Indications pour la préparation du vaccin

Eviter le contact avec des désinfectants.

Pour reconstituer le vaccin, n’utilisez que de l’eau pour les injections fournies dans la seringue préremplie.

Deux aiguilles séparées peuvent être disponibles dans l’emballage secondaire des présentations contenant des seringues préremplies sans aiguille attachée: une aiguille sera utilisée pour la reconstitution et une autre pour l’injection.

L’aiguille doit être fermement placée sur l’extrémité de la seringue et fixée en tournant d’un quart de tour (90 °).

Injecter tout le contenu de la seringue préremplie dans le flacon contenant la poudre. Agiter doucement pour bien mélanger. Retirer le contenu entier dans la même seringue fournie et injecter le vaccin par voie sous-cutanée ou intramusculaire.

Le vaccin reconstitué doit être inspecté visuellement pour détecter toute particule étrangère et / ou toute variation de l’apparence physique. Le vaccin ne doit pas être utilisé si des particules sont détectées ou si l’apparence n’est pas un liquide incolore à jaune pâle après reconstitution.

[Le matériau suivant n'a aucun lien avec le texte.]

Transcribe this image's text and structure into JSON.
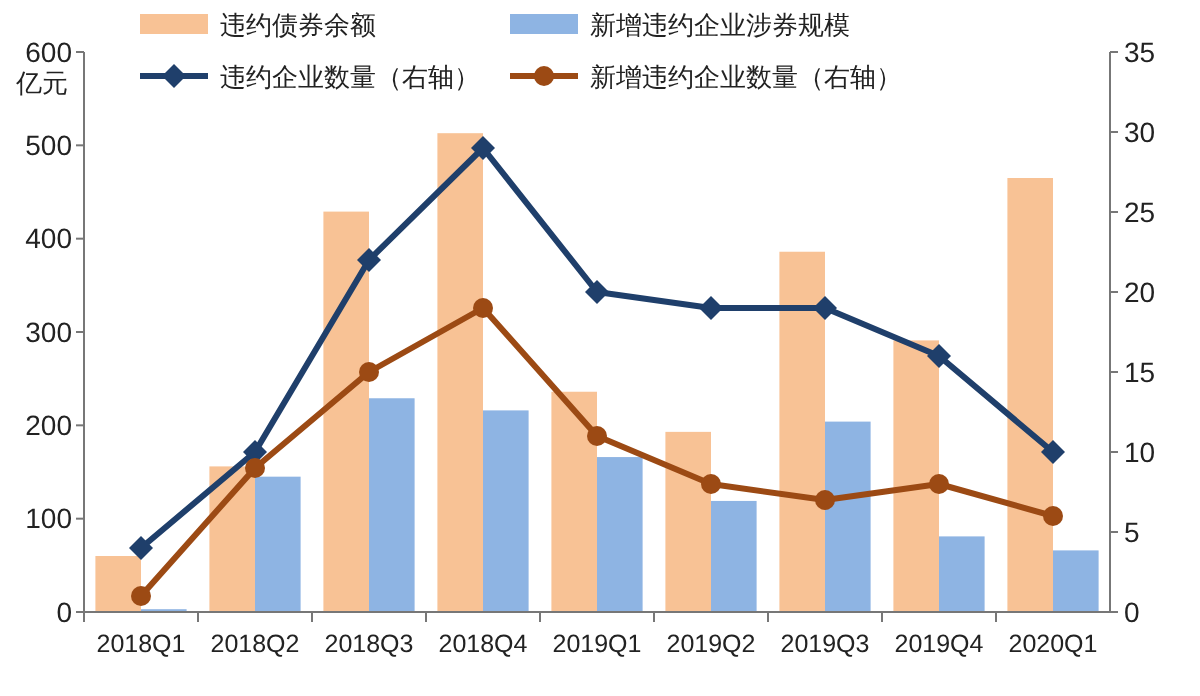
{
  "chart_data": {
    "type": "bar",
    "ylabel": "亿元",
    "categories": [
      "2018Q1",
      "2018Q2",
      "2018Q3",
      "2018Q4",
      "2019Q1",
      "2019Q2",
      "2019Q3",
      "2019Q4",
      "2020Q1"
    ],
    "series": [
      {
        "name": "违约债券余额",
        "color": "#f8c295",
        "values": [
          60,
          156,
          429,
          513,
          236,
          193,
          386,
          291,
          465
        ]
      },
      {
        "name": "新增违约企业涉券规模",
        "color": "#8eb4e3",
        "values": [
          3,
          145,
          229,
          216,
          166,
          119,
          204,
          81,
          66
        ]
      },
      {
        "name": "违约企业数量（右轴）",
        "type": "line",
        "axis": "y2",
        "color": "#1f3f6b",
        "marker": "diamond",
        "values": [
          4,
          10,
          22,
          29,
          20,
          19,
          19,
          16,
          10
        ]
      },
      {
        "name": "新增违约企业数量（右轴）",
        "type": "line",
        "axis": "y2",
        "color": "#9c4a14",
        "marker": "circle",
        "values": [
          1,
          9,
          15,
          19,
          11,
          8,
          7,
          8,
          6
        ]
      }
    ],
    "ylim": [
      0,
      600
    ],
    "yticks": [
      0,
      100,
      200,
      300,
      400,
      500,
      600
    ],
    "y2lim": [
      0,
      35
    ],
    "y2ticks": [
      0,
      5,
      10,
      15,
      20,
      25,
      30,
      35
    ],
    "grid": false,
    "legend": "top"
  }
}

Il est important d’utiliser une seringue et une aiguille stériles séparées pour chaque patient afin d’empêcher la transmission d’agents infectieux d’un individu à un autre.

Tout médicament non utilisé ou déchet doit être éliminé conformément aux exigences locales.

7. Titulaire de l’autorisation

Merck Sharp et Dohme Limited

Hertford Road, Hoddesdon

Hertfordshire EN11 9BU

Royaume-Uni

8. Numéro (s) d’autorisation de mise sur le marché

PL 00025/0637

9. Date de première autorisation / renouvellement de l’autorisation

28 octobre 2003

10. Date de révision du texte

18 décembre 2017

© Merck Sharp & Dohme Limited, 2017. Tous droits réservés.